There were some other gems, too, such as Mario Batali’s clash with a famously volatile British chef; Batali’s final fuck-you after the chef tosses a pan at his head is pure, delicious evil. And then there’s another chef’s story about hundreds of live eels being spilled on the floor of a tiny Italian restaurant’s kitchen. As a friend of mine observed, the only way that story could’ve been any better was if they’d been electric eels.
But most of the stories fall along the lines of “Oh, this one time, a whole lot of people cancelled on us and we had a buncha lobster we had to use up before they went bad, so we made postickers, and it turned out AWESOME.” Or “This waiter was mean and rude one night and it sort of pissed us off so we fired him.” Or “I was in France on my stage, and this owl totally landed on my bed and freaked my shit out.”
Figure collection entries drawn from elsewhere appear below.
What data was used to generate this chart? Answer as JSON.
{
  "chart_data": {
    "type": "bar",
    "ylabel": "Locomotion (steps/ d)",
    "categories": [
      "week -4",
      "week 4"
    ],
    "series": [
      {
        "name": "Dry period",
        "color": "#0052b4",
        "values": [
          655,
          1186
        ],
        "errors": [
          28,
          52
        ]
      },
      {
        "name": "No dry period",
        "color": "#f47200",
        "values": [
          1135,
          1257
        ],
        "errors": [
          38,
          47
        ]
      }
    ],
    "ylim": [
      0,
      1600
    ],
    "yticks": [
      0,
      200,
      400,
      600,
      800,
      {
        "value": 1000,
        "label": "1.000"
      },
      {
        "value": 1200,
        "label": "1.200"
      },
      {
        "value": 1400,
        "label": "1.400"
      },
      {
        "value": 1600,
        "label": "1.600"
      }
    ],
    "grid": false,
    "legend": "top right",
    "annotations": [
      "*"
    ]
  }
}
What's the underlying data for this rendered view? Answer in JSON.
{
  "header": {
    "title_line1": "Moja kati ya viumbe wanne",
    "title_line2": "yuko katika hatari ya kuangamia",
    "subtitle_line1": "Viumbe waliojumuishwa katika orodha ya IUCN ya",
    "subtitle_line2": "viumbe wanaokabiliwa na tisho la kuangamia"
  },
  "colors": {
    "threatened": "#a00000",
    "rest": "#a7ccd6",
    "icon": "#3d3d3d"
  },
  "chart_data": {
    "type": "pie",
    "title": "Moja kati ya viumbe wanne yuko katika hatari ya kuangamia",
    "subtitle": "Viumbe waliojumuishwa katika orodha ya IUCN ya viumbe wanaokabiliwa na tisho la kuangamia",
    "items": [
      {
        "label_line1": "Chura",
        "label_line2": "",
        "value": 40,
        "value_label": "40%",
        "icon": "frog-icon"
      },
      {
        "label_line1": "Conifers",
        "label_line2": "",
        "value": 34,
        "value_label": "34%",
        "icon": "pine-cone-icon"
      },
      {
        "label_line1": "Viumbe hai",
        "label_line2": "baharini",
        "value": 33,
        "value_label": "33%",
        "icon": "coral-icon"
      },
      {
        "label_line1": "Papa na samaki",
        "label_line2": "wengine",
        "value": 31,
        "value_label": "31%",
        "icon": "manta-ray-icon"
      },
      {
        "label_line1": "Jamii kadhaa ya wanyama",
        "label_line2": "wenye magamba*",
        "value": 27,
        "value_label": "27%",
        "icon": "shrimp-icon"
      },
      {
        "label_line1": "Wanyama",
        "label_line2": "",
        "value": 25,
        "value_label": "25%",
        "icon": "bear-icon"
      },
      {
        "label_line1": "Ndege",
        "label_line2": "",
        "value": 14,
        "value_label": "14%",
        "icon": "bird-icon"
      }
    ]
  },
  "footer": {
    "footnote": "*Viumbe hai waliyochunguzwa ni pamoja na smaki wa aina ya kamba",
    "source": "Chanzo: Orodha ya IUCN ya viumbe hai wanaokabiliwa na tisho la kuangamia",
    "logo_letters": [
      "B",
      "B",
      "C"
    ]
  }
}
Dudes. This is not what I want to read in a compendium of kitchen disaster stories. It felt like these chefs were holding back on the juicy stuff. Either they wanted to look good, or they didn’t want to piss off famous guilty parties. Whatever the reason, this holding back made for a largely inoffensive and singularly flaccid series of stories.
Halfway through the book, I realized I’d been working on it for almost a month and was less than halfway through it, and that I’d almost definitely found all the high points of the book. So back to the library it went.
My recommendation? Pick this up at the bookstore or the library, look up Bourdain’s and Batali’s stories, browse through some of the tales with interesting titles, and skip the rest. They’re incredibly boring.